Churches help take chill from winter for homeless


November 17, 1999|By Donna Koros Stramella | Donna Koros Stramella,SPECIAL TO THE SUN

FOR MOST OF US, the cooler weather means warm sweaters and a cozy fire in the fireplace. But for a segment of the population, the winter months can be deadly.

When you sleep in the woods, inside a cardboard box or under a freeway, keeping warm isn't as simple as piling another quilt on the bed.

So each winter, a group of volunteers ensures that homeless men have a safe, warm place to sleep each night. Now in its eighth year, the Anne Arundel Winter Relief Shelter began Nov. 8 and houses an average of 20 men a night during the coldest 20 weeks of the year.

The guests are sheltered at local churches from 5: 30 p.m. until 7: 30 a.m. Volunteers provide dinner, breakfast and a bag lunch. The men are on their own during the day, unless weather conditions are particularly brutal.

The shelter rotates among churches every one or two weeks. Holy Trinity Church in Glen Burnie is playing host this week.

Robbie Miller, chairman of the effort at the parish, said many of the men are working, but can't save enough for a security deposit and first month's rent for an apartment.

"Last year, a good number of them worked in minimum-pay type jobs," he recalled. "There's a lot of us that are just one paycheck away from being out on the street with those guys."

The shelter provides a way for the men to get back on their feet again. "Some don't stay the whole year," Miller said. "Some get a job, get back with the family. Each one has his own story."

The Salvation Army sets the ground rules for participants.

Volunteers also offer a sympathetic ear to men who have little opportunity for conversation. Often, a couple of families or a particular ministry group from a church will cook and serve a meal together.

Other area churches that serve as shelter hosts include St. Paul Lutheran, Glen Burnie United Methodist, Harundale Presbyterian, Glen Burnie Baptist, Lutheran Church of Our Redeemer, Abundant Life and Marley United Methodist Church. Other churches assist by providing volunteers and food.

Information: 410-766-5070

Food for giving

Looking for a way to share your gratitude this Thanksgiving? Why not help the North County Emergency Outreach Network (NCEON) help others?

NCEON needs nonperishable food items and turkeys. Cash donations are also appreciated.

"We especially want to help families with the holidays because that's where your memories come from," director Marsha Frazier said. "There are a lot of people coming to see us who are no longer on food stamps." Although the number of people seeking food varies, Frazier expects the numbers to climb next week -- and the amount of food on the shelves may not be enough to accommodate the need. For the past two weeks, the supply has been extremely low. But Frazier is encouraged.

When she began to make the needs of NCEON known, the community began to respond. Students from Glen Burnie High are collecting nonperishables from local neighborhoods.

Donations will be accepted Mondays, Wednesdays and Fridays from 10 a.m. to 2: 30 p.m.

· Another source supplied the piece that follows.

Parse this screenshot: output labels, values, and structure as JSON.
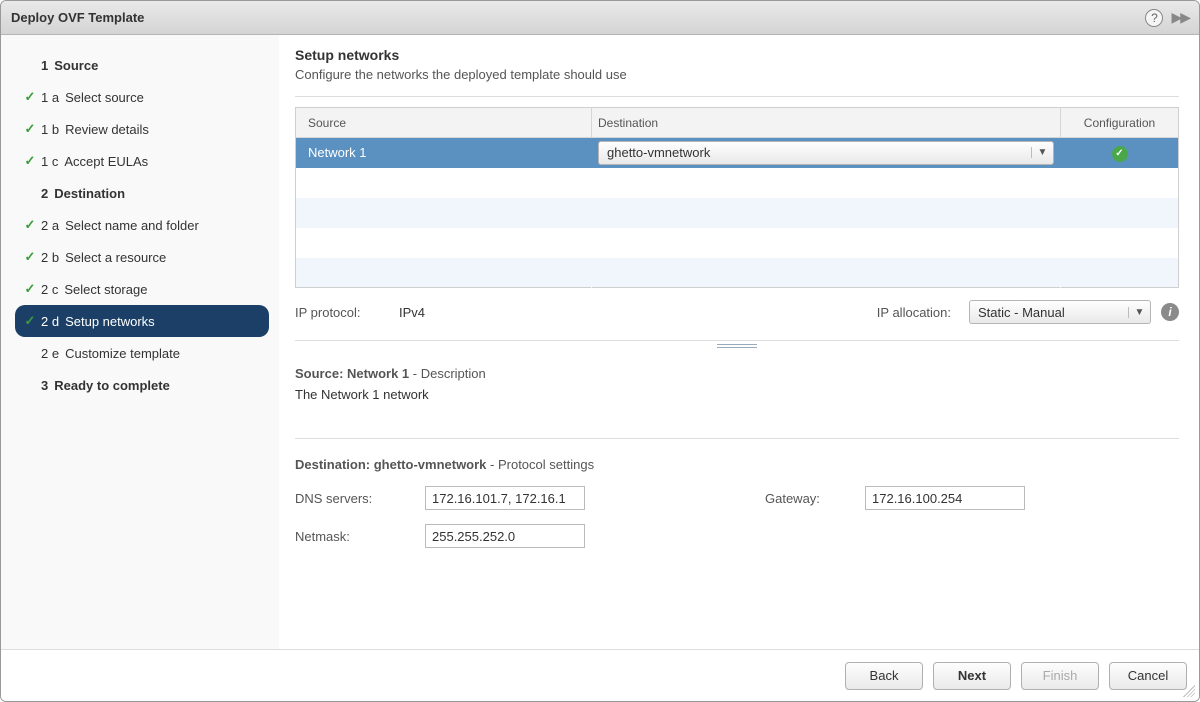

NCEON is at 304 Fifth St., SE. Information: 410-766-1826.

Christmas musical

The holiday spirit will come alive as Faith Baptist Church presents "A Christmas Prayer."

Performances are scheduled at 7 p.m. Dec. 5, 6, 8 and 9. An additional matinee show will run at 4 p.m. Dec. 5. Tickets are free, but must be reserved in advance.

The musical tells the story of a family torn by tragedy, and a father forced to confront his need for God's love.

Other Faith Baptist choir performances will include the Sanctuary Choir at the "Festival of Trees" in Timonium at 8 p.m. Nov. 26.

The combined choirs will also sing at Annapolis Mall at 7 p.m. Dec. 17.

The church is located at 7378 Furnace Branch Road. For tickets, call 410-761-5346.

For seniors

Pinewood Village will sponsor an information and assistance program for senior citizens at 11: 15 a.m. Monday at 7885 Gordon Court.

Irene Huster of the Department of Aging will discuss options such as transportation, in-home services and discounts available through the county for seniors.

The Department of Aging can also steer residents to resources available through private companies and other government agencies.

Information: 410-222-4464.

Employee honored

North Arundel Hospital honored Glen Burnie resident Debbie Miller with its "Excellence in Service" award.

A four-year employee with the hospital, Miller works in the Information Systems Department. She was recognized for her organization, dedication and creative knowledge.

Miller received a letter of commendation, gift check and plaque, and her photo will be displayed in the west lobby. Her name will also be engraved on the "People Who Care" display wall.

The quarterly award was also presented to Ivy Queen of Severn and Gretia Hardy of Odenton. Information: 410-787-4367.